Due to their great potential benefits, village water supply systems have been favorite development projects of government and international agencies for several decades. They make a revealing topic of study for appropriate technology advocates, as they represent one task for which small-scale technology has been widely promoted. A basic conclusion: a water supply or sanitation project that is imposed on a community, without community involvement in determining the need for and nature of the system, or without an effort to train some community members to do maintenance and repair, is very likely to fail.

Participation and Education in Community Water Supply and Sanitation Programmes: A Literature Review offers valuable insights into the requirements for successful programs that fully involve the community. With 20-50% of handpumps in rural areas of the South broken down at any one time, the appropriate technology solutions seem to depend on local people and institutional arrangements that can ensure good maintenance and rapid repair. This also implies the use of equipment that can be repaired at the local level.

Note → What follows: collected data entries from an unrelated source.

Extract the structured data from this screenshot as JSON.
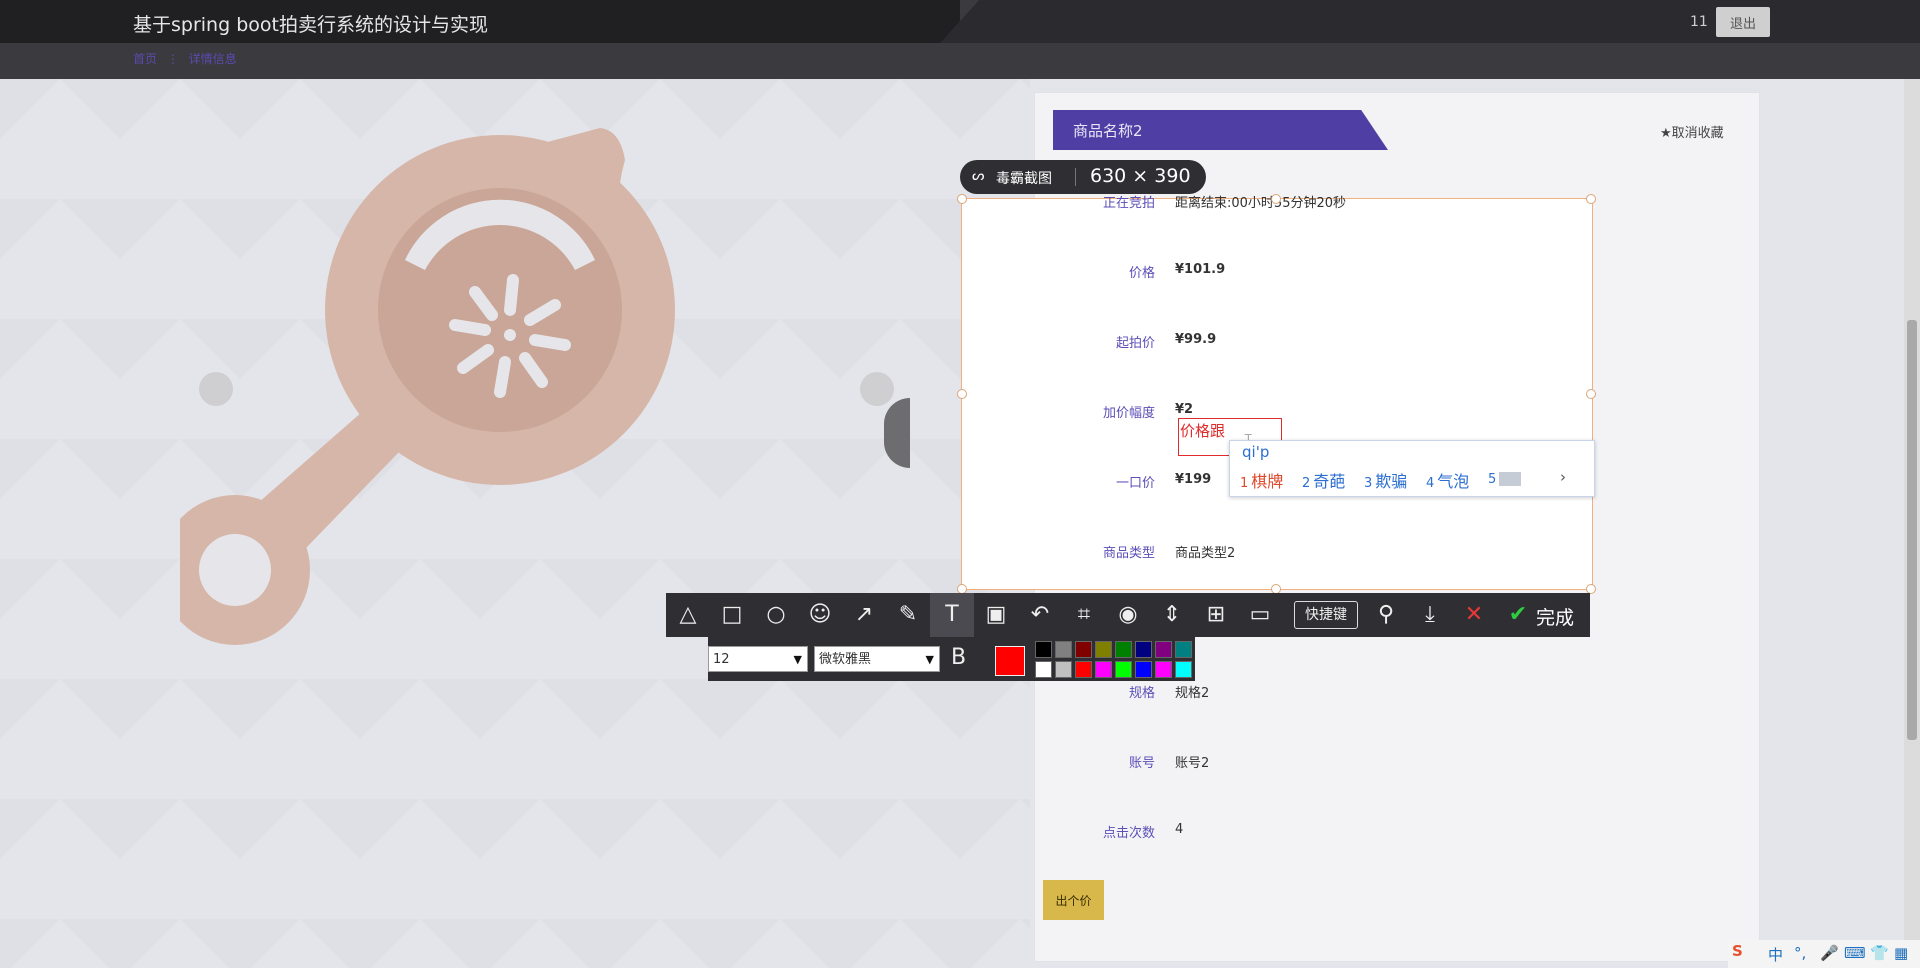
{
  "header": {
    "site_title": "基于spring boot拍卖行系统的设计与实现",
    "breadcrumb": [
      "首页",
      "详情信息"
    ],
    "user": "11",
    "logout_label": "退出"
  },
  "product": {
    "name": "商品名称2",
    "favorite_label": "★取消收藏",
    "bid_button": "出个价"
  },
  "details": [
    {
      "label": "正在竞拍",
      "value": "距离结束:00小时55分钟20秒"
    },
    {
      "label": "价格",
      "value": "¥101.9"
    },
    {
      "label": "起拍价",
      "value": "¥99.9"
    },
    {
      "label": "加价幅度",
      "value": "¥2"
    },
    {
      "label": "一口价",
      "value": "¥199"
    },
    {
      "label": "商品类型",
      "value": "商品类型2"
    },
    {
      "label": "规格",
      "value": "规格2"
    },
    {
      "label": "账号",
      "value": "账号2"
    },
    {
      "label": "点击次数",
      "value": "4"
    }
  ],
  "capture": {
    "app_name": "毒霸截图",
    "size": "630 × 390",
    "text_annotation": "价格跟"
  },
  "ime": {
    "input": "qi'p",
    "candidates": [
      "1",
      "棋牌",
      "2",
      "奇葩",
      "3",
      "欺骗",
      "4",
      "气泡",
      "5"
    ],
    "more": "›"
  },
  "toolbar": {
    "shortcut_label": "快捷键",
    "done_label": "完成",
    "tools": [
      "shapes-icon",
      "rectangle-icon",
      "ellipse-icon",
      "emoji-icon",
      "arrow-icon",
      "pen-icon",
      "text-icon",
      "mosaic-icon",
      "undo-icon",
      "ocr-icon",
      "record-icon",
      "scroll-capture-icon",
      "add-icon",
      "comment-icon"
    ]
  },
  "subbar": {
    "font_size": "12",
    "font_name": "微软雅黑",
    "bold_label": "B",
    "current_color": "#ff0000",
    "swatches_top": [
      "#000000",
      "#808080",
      "#800000",
      "#808000",
      "#008000",
      "#000080",
      "#800080",
      "#008080"
    ],
    "swatches_bottom": [
      "#ffffff",
      "#c0c0c0",
      "#ff0000",
      "#ff00ff",
      "#00ff00",
      "#0000ff",
      "#ff00ff",
      "#00ffff"
    ]
  },
  "tray": {
    "ime_lang": "中"
  }
}
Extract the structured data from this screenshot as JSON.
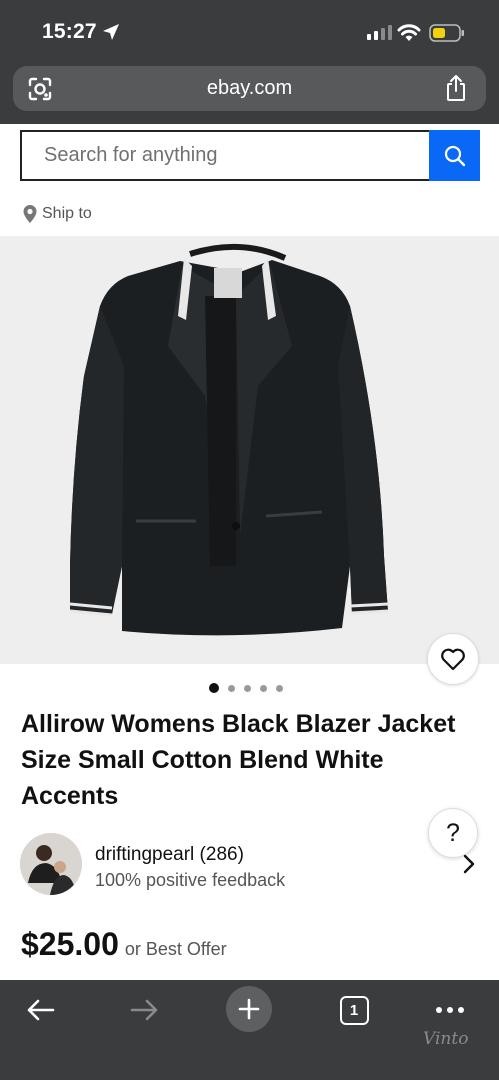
{
  "status_bar": {
    "time": "15:27"
  },
  "browser": {
    "url": "ebay.com"
  },
  "search": {
    "placeholder": "Search for anything"
  },
  "ship_to": {
    "label": "Ship to"
  },
  "listing": {
    "title": "Allirow Womens Black Blazer Jacket Size Small Cotton Blend White Accents",
    "image_count": 5,
    "active_image": 1,
    "price": "$25.00",
    "price_suffix": "or Best Offer"
  },
  "seller": {
    "name": "driftingpearl (286)",
    "feedback": "100% positive feedback"
  },
  "help": {
    "label": "?"
  },
  "toolbar": {
    "tab_count": "1"
  },
  "watermark": "Vinto",
  "colors": {
    "accent": "#0968f6",
    "chrome": "#3b3c3e",
    "battery": "#f2d20a"
  },
  "icons": [
    "location-arrow-icon",
    "signal-icon",
    "wifi-icon",
    "battery-icon",
    "lens-icon",
    "share-icon",
    "search-icon",
    "location-pin-icon",
    "heart-icon",
    "chevron-right-icon",
    "back-icon",
    "forward-icon",
    "plus-icon",
    "tabs-icon",
    "more-icon"
  ]
}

More than 20 of the entries in this section are manuals on the various aspects of the planning and installation of small water supply systems, including wells, pipelines, storage tanks, and drainage. Another thirteen publications on pumps and water lifters range from broad inventories of water lifting devices to construction plans for particular pumps. Laboratory Testing of Handpumps for Developing Countries presents the results of extensive testing of 18 widely-used handpumps. Four additional entries describe the construction and use of ferrocement and bamboo-reinforced tanks (sometimes used in roof rainwater catchment). These are followed by seven publications on water filtration and treatment. In sand filtration, water is passed slowly through a tank filled with sand. The sand traps large particles, and it holds the bacteria that digest fecal matter naturally so that it will be harmless to humans. Solar distillation is another option for water treatment; this is covered by five entries.

The bibliography Low Cost Technology Options for Sanitation: A State of the Art Review offers an excellent summary of the sanitation technologies relevant to urban and rural settings in developing countries and is a guide to the technical literature (mostly hard-to-get research reports). Small Excreta Disposal is a valuable small reference manual on the range of waste disposal alternatives that can be used in small communities. The next books describe dry composting toilets and ventilated pit latrines as alternatives to expensive water-borne sewage systems. Many variations have been tried in many different countries; some have been built by the tens of thousands. Most of these books are primarily relevant to conditions in the South, while Compost Toilets: A Guide for Owner-Builders and several others were written for North American audiences. Natural treatment of water-borne sewage in a marsh pond is a relatively low-technology approach that seems to have potential for some communities in North America. Natural Sewage Recycling Systems describes work done on this technique in the United States. This type of system is now being used by the city of San Diego in southern California. A similar system using fish ponds in cities of China and India is described in Aquaculture: A Component of Low Cost Sanitation Technology.